As usual, I squeezed the words out one by one. I’d put a sentence together, living by spellcheck, and hoping my grammar was decent. It was never simple, not for me, and felt like being in high school again. Insecure. Inadequate. This wasn’t what I should be doing with my life anyway. I’d always wanted to pursue graphic arts or fashion design. That was in my blood and, though hard work, was something I could do well. I’d gone away to school to the Fashion Institute of Technology in New York City. Everything had been going so well, there, too, but then even that had blown up in my face. Something I didn’t want to think about right now.

Giving up on the words after a few minutes, I padded into the spare bedroom and my sewing corner—the place where dreams went to die. The half-dressed mannequin wore part of the design I’d been working on before Pearl passed away. Despite my failure, I’d kept at it, the pleasure of creating never completely leaving me. Only my confidence had been shattered. And unfortunately, my fashion prowess, should I manage to get it back, would not be of much help when it came to the world of baby products. But frankly, if I had to choose between an empty computer screen and playing on my sewing machine, the choice was a no-brainer.

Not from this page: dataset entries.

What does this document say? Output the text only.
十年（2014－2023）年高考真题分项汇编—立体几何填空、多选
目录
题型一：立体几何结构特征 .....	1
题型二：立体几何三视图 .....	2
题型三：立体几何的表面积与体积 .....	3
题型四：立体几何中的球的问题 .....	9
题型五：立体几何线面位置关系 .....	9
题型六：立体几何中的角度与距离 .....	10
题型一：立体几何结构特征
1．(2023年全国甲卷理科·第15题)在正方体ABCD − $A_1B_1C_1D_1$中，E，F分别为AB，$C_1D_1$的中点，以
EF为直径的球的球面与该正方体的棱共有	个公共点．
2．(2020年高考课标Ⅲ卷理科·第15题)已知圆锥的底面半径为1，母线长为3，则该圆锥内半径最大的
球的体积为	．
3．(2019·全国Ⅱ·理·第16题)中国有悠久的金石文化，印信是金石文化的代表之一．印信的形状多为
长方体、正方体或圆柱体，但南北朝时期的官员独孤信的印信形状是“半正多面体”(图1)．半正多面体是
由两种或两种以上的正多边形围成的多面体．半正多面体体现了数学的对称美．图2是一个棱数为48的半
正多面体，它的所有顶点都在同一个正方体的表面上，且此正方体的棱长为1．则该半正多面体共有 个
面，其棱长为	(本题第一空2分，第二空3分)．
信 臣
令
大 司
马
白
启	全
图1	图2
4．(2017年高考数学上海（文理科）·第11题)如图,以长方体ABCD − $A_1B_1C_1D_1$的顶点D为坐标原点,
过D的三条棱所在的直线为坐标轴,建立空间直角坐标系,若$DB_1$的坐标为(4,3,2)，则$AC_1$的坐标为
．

It had been far too long since I’d torn something apart and put it back together again. Levi had been right in that the red baby dress was beautiful but impractical. I’d seen a lot of that in the months since I’d taken over RockYourBaby. I held up another one of the baby dresses from the lot that had been shipped to me.

I cut into the dress, ripping seams and removing sleeves. Found a piece of a soft white cotton with a flowery print that I’d bought at the fabric shop in town the last time I’d been in there. Seemed like ages ago. I could replace a velvet sleeve with a cotton one. I went to work cutting out pieces and holding them up. Okay, weird. But somehow it worked. I held it up and admired the juxtaposition of solid red velvet and flowery cotton print. It still needed…something. Maybe ribbon or lace.